Pariwisata menjadi bunga mawar yang sedang mekar dan begitu menggoda di Pulau Dewata. Hotel dan vila tumbuh bak jamur di musim hujan. Gaya hidup sebagian besar generasi penerus semakin berubah. Sementara sawah dan ladang perlahan menghilang ditelan zaman. Hari ini, siapa lagi yang mau jadi petani?
Melali ke Carik
Hari mulai beranjak senja. Awan putih berarak di angkasa menghalangi pancaran sinar matahari. Sawah terasering menghijau ditumbuhi padi yang sebentar lagi akan panen, bertingkat-tingkat begitu indah ke arah barat sepanjang mata memandang. Nun di bawah sana, lembahan Tukad Kunyit menyimpan misteri tersendiri. Sementara di arah yang berbeda, Pura Dalem Desa Adat Besang Kawan Tohjiwa berdiri tegak kesepian penuh kharisma di tengah persawahan yang kini sudah dilewati jalan kecil beraspal.
Semua yang ada di hadapan saya ini membangkitkan nostalgia akan masa kecil dulu. Ketika saya dan teman-teman sepermainan bagaikan Si Bolang di layar kaca. Bayangan tentang ramai-ramai berjalan di pematang sawah untuk mandi di sungai. Atau sekedar berburu capung, memancing, dan mencari batang enau untuk keperluan upacara mecaru. Atau di hari piodalan, bersembahyang di pura yang identik dengan keangkeran di ujung selatan desa. Suasana ini terasa masih seperti dulu, dengan kehangatan dan belaiannya yang mesra. Tetapi juga terasa asing dan begitu jauh. Entahlah, mendadak ada sedih dan keharuan menikmati suasana desa tempat saya lahir dan dibesarkan ini.

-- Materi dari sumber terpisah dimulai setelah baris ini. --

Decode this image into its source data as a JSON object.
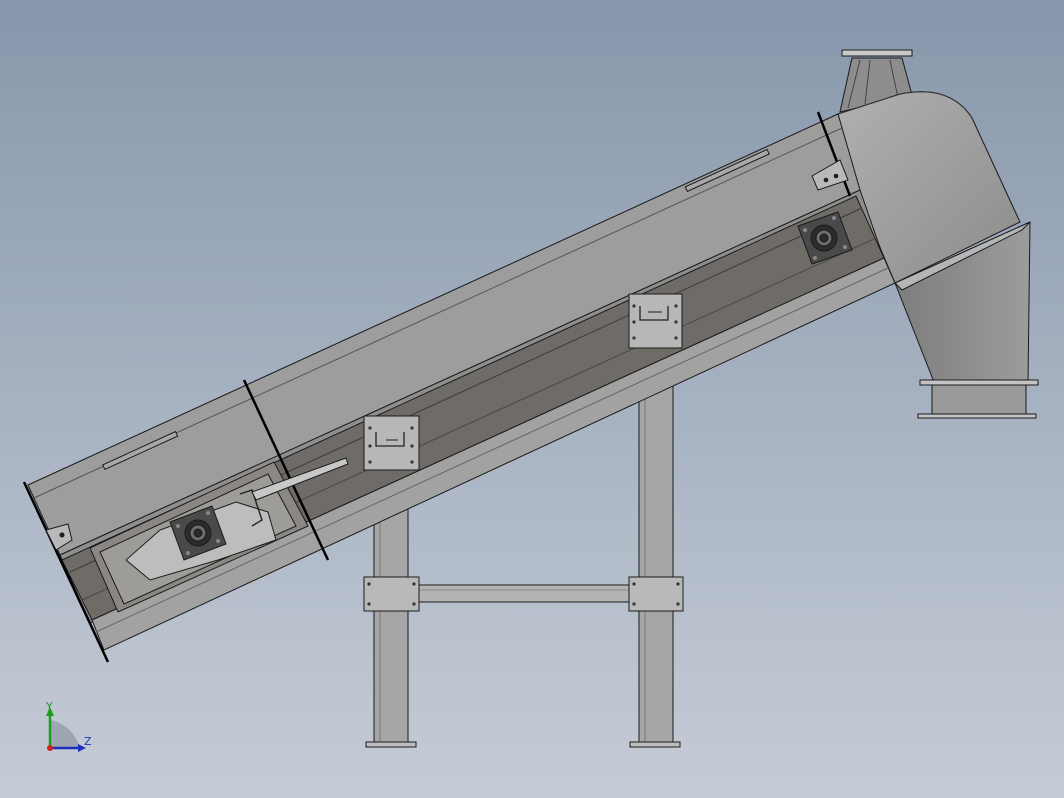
{
  "triad": {
    "y_label": "Y",
    "z_label": "Z",
    "colors": {
      "y": "#1a9e1a",
      "z": "#1e2fbf",
      "origin": "#cc2222"
    }
  },
  "colors": {
    "background_top": "#8797ab",
    "background_bottom": "#c6ccd6",
    "housing": "#9a9a9a",
    "housing_shade": "#8a8a8a",
    "trough": "#6e6b66",
    "steel": "#a9a9a9",
    "edge": "#1a1a1a"
  }
}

Saya mulai berjalan menyusuri pematang sawah, menurun menuju ke arah Tukad Kunyit. Lenguhan suara sapi terdengar dari sebuah pondok yang di belakangnya teronggok tumpukan-tumpukan kotorannya dengan baunya yang khas. Air mengalir di selokan-selokan tepi sawah. Dari tempat ini, ketika melihat ke arah utara, rumah-rumah baru terlihat telah berdiri. Beberapa dari rumah itu saya ketahui dimiliki oleh warga asing yang sengaja membangun rumah itu untuk view pemandangan persawahan. Di beberapa titik, bangunan-bangunan baru juga mulai berdiri menggantikan sawah-sawah yang letaknya lebih dekat dengan pemukiman. Lebih jauh ke utara, Gunung Agung samar-samar terlihat tegak berdiri di balik awan.

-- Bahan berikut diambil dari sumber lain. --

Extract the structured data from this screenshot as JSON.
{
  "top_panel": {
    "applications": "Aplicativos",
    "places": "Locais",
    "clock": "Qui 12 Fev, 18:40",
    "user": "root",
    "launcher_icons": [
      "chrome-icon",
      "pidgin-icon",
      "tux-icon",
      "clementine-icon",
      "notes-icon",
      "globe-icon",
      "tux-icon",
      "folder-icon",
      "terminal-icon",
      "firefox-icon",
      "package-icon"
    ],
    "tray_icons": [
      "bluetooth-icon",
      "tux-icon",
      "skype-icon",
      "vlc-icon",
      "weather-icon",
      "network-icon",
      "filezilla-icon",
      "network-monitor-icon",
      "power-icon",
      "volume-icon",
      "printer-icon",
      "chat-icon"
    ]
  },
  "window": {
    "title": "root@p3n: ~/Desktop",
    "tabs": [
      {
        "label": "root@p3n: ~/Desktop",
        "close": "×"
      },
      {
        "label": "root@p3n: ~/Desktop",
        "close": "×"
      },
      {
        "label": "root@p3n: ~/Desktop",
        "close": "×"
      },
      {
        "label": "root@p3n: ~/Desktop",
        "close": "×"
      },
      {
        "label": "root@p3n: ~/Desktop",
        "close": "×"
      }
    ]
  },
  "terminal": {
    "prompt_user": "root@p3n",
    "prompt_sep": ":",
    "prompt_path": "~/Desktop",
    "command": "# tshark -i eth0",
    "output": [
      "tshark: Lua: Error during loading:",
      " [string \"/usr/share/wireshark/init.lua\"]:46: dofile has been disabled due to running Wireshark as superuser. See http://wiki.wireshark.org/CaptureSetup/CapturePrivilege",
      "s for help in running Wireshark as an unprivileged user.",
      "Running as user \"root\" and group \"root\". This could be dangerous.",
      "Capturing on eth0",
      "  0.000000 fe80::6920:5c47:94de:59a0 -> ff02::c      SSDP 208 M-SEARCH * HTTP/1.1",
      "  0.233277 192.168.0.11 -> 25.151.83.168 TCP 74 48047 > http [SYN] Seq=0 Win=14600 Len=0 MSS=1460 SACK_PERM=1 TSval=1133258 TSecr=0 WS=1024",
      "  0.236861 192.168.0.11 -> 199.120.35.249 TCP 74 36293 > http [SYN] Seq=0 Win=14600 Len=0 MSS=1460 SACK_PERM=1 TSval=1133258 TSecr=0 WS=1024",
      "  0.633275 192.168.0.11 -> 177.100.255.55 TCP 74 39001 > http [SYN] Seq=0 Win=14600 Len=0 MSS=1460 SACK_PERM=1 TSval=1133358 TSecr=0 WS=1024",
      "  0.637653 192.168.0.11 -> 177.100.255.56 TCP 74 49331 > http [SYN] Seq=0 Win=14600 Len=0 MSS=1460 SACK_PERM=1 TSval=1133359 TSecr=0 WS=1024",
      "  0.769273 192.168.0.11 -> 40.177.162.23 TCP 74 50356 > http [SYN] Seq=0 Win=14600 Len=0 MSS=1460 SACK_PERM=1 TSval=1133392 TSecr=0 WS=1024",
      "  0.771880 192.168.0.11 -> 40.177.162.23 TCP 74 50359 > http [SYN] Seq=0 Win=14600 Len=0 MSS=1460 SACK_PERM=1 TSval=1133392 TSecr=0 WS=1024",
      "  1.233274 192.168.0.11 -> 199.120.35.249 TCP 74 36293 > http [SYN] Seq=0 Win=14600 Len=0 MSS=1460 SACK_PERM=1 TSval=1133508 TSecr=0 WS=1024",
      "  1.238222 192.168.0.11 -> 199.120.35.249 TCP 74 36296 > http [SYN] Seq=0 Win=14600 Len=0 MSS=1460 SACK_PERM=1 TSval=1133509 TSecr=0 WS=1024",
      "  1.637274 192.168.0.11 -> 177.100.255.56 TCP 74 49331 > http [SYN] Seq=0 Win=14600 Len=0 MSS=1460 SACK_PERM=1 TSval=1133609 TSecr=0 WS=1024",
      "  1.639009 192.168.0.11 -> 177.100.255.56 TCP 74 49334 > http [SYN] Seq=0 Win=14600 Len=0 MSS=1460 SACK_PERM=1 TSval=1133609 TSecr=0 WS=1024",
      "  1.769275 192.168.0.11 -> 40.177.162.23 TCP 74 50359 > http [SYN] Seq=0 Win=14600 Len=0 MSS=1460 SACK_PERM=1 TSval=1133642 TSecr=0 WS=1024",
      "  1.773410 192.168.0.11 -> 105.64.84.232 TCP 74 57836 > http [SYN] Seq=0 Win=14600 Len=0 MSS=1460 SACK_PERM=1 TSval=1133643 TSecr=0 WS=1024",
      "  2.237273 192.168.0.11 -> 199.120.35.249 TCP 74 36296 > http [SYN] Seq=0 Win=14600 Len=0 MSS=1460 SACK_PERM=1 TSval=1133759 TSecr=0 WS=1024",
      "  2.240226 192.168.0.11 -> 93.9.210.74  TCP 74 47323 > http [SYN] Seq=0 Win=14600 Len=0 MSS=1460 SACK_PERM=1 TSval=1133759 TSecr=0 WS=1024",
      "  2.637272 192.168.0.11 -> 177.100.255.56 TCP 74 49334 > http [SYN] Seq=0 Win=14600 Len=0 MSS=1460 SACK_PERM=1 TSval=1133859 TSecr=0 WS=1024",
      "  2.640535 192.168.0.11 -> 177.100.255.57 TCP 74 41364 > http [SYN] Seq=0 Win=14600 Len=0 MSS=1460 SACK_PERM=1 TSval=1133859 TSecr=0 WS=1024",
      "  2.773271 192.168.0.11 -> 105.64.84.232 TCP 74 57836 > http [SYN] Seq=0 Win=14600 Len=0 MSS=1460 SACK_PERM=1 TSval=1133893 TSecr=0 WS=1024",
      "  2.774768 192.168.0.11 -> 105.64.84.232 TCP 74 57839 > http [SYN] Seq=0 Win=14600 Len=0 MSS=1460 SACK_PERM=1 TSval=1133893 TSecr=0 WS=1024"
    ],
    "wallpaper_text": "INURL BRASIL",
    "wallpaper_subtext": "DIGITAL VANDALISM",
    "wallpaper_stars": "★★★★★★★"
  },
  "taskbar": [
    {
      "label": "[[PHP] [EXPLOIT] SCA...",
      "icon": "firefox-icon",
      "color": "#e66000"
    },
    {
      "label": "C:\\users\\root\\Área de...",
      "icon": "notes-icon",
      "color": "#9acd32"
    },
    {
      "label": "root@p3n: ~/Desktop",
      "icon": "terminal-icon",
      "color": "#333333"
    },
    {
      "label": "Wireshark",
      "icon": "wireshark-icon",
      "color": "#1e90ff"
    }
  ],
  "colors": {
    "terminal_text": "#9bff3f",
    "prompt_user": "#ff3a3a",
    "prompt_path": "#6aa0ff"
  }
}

Mendekati Tukad Kunyit, seorang petani dari desa tetangga menyapa dengan ramah. Bercerita tentang padi yang tumbuh tak baik. Dan memang benar, dari sebagian besar padi di persawahan ini kebanyakan sedikit yang berisi. Begitu juga di petak-petak sawah yang menjadi tujuan saya, kondisinya tak jauh berbeda. Saya tak begitu mengerti tentang keadaan dan seluk beluk tanaman padi di musim ini. Tali-tali membentang penuh dengan warna-warni dan lonceng pengusir kawanan burung ibarat warna-warni keramaian pasar. Teriakan petani di kejauhan dibarengi burung-burung yang terbang menjauh sesekali terdengar.
Di sekitar Tukad Kunyit, semak-semak dan tanaman liar tumbuh begitu rapat. Tak tampak satu pun jalan setapak yang biasa digunakan sehari-hari menuju aliran sungai ini. Seperti sudah tak ada lagi yang berkepentingan untuk mandi di sungai ini seperti dulu. Alirannya masih jernih, hanya saja beberapa kain dan plastik terlihat tersangkut di batu dan dan tepian sungai. Melihat ini, saya pun enggan untuk sekedar turun membasuh kaki yang telah kotor oleh lumpur.
Matahari sudah makin condong ke barat. Saya kembali lagi ke jaba Pura Dalam Besang Kawan Tohjiwa. Di jalan kecil yang telah tembus ke desa tetangga, sesekali pengendara sepeda motor melintas. Juga beberapa pesepeda dan orang yang sedang lari-lari sore. Aliran air yang dulu hanya berupa pematang sawah yang ditumbuhi rumput kini sudah berganti dengan pondasi batu dan semen yang kokoh. Begitu juga patok-patok penanda yang menunjukkan telah jelas ada pengkavlingan lahan. Baru beberapa tahun jalan ini dibuka dengan akses yang makin dekat ke arah Kota Klungkung. Harga tanah jadi melambung. Sawah para petani pun satu persatu beralih kepada para pemilik modal. Katanya, sebuah komplek perumahan akan berdiri tak lama lagi. Jadi, sawah dan ladang kemungkinan besar akan menghilang.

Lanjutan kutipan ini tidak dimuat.